Before his scandalously belated ejection from the world game, Warner, a constant critic of English football, was even, before voting took place on the venue for the 2018 World Cup, able to stroll in and out of the Prime Minister’s residence at 10, Downing Street. Warner, who in due course voted against England, anyway was courted not only by the Prime Minister David Cameron but even by Prince William. Even the English Press had described this charlatan as a power broker.

But what of Jerome Valcke, new number two, at FIFA to Blatter himself? He it was a while ago who attended a New York Court with the corpulent Chuck Blazer to argue that ‘Mastercard’ should be replaced by ‘Visa’ as official participants in the ensuing World Cup. The woman judge scornfully threw out their case calling them both liars. Valcke returned to Zurich, where he was briefly suspended from his post. But when the smoke cleared, lo and behold he had been promoted to his present position.

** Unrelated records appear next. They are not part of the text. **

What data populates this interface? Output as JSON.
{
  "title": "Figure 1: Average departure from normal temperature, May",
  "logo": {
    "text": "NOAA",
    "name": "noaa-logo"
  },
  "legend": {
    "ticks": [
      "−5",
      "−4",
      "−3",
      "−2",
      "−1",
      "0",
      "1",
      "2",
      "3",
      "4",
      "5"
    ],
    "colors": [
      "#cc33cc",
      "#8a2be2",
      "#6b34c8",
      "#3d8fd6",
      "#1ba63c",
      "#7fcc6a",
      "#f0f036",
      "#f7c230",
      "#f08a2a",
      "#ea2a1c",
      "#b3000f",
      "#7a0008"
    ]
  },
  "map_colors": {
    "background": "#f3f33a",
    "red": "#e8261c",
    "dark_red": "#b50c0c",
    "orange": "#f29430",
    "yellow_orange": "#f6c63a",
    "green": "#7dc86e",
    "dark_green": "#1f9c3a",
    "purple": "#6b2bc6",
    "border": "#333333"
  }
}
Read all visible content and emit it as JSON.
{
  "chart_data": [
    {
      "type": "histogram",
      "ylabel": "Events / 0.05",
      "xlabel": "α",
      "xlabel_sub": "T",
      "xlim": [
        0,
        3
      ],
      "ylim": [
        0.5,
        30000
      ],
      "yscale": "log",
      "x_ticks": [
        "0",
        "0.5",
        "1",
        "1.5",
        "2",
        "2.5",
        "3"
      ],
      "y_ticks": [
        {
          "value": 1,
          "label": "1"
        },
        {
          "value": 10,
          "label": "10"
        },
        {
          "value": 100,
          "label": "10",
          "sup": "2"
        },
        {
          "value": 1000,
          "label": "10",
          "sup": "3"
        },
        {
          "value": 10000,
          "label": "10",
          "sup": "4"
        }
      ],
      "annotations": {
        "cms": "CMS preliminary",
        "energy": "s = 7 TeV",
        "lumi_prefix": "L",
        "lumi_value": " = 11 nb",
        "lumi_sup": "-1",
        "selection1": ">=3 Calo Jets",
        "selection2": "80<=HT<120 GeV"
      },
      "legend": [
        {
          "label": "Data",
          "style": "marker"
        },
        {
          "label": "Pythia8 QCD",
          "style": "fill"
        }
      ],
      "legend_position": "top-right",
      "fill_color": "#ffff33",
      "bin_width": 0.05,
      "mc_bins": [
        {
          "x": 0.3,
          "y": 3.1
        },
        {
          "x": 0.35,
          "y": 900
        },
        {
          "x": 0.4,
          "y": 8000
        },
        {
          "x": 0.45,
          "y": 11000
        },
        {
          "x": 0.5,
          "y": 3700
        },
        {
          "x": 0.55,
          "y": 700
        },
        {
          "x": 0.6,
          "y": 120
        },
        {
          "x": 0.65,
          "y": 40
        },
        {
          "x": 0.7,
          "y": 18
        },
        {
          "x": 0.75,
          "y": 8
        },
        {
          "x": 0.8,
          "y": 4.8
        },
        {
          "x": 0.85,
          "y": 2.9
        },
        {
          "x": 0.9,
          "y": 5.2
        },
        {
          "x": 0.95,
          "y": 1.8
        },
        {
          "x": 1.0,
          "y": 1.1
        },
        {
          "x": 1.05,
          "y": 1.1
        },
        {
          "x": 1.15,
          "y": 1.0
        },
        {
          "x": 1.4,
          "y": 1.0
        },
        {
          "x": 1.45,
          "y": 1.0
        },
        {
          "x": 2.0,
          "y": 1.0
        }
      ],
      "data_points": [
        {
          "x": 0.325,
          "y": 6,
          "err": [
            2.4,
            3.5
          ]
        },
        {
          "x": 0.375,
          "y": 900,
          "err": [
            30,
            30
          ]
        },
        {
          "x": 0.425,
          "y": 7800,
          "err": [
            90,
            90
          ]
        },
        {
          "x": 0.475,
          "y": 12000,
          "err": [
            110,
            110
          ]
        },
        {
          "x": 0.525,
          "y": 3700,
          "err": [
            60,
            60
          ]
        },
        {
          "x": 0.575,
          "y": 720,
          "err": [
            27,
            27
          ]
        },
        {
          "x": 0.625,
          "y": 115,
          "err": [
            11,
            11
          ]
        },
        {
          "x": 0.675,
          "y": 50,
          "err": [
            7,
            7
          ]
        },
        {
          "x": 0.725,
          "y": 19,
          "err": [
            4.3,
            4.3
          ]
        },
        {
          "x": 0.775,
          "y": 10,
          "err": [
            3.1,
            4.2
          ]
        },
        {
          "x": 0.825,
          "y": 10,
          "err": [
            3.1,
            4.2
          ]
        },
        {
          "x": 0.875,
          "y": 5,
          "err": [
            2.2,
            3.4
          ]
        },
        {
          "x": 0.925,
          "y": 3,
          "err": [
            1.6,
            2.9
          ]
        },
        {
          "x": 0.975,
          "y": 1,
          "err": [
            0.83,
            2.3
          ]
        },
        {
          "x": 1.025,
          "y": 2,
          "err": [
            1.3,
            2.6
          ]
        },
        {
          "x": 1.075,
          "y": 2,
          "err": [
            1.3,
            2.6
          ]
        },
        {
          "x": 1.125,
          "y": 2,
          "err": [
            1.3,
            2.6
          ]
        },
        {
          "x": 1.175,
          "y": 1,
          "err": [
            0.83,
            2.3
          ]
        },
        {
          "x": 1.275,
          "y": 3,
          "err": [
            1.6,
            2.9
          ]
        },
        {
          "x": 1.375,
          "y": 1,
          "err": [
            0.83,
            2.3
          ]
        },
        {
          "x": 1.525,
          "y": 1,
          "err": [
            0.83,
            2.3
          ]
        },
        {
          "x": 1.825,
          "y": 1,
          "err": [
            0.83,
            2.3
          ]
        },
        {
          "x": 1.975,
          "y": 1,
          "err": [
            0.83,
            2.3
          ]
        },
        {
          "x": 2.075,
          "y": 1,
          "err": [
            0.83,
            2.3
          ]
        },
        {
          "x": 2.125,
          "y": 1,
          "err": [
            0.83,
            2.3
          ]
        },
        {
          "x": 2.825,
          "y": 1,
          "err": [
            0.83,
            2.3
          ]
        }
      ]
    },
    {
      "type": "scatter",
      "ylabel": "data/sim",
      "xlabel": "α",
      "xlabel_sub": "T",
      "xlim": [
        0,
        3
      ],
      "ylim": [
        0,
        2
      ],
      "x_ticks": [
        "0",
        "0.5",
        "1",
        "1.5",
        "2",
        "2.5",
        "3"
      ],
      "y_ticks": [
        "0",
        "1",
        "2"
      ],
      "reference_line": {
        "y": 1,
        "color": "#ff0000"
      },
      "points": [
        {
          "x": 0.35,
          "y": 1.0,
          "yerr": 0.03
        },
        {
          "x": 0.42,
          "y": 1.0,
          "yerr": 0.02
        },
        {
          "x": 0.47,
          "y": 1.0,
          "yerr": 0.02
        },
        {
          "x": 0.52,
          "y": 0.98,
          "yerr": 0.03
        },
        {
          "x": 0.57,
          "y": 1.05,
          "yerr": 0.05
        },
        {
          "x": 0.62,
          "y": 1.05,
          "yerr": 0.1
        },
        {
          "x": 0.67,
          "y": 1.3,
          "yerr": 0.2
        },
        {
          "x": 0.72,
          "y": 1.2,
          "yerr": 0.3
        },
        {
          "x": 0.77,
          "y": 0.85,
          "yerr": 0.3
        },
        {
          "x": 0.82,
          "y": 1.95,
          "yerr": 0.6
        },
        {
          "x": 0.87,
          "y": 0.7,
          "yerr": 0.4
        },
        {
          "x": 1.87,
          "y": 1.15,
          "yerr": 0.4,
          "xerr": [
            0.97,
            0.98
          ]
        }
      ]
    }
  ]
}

England has not produced a major administrator since Stanley Rous who presided as Football Association Secretary from 1934 to 1962 when he became President of FIFA. A powerful figure with an international outlook, he rewrote the laws of the game. True, he kept his protégé Walter Winterbottom in charge as England’s manager for an incredible 16 years despite such embarrassing defeats at Wembley and in Budapest by the dazzling Hungarians while he wasn’t too concerned about the players, the troops on the ground. An undoubted authoritarian but blessedly honest. When the ineffectual Denis Follows became his unexpected successor, I heard him say, “The Secretary is meant to be the servant of Association and we all know what happened; the servant became the master.” Just as well I thought at the time and still do

Even if I recall, the day before the 1962 World Cup final, when football waited breathlessly to see if Brazil’s Garrincha would be suspended, Stanley, when asked about it, replied, “Seven and nine, seven and nine. Seven was cautioned and nine was suspended.” Seven was Garrincha!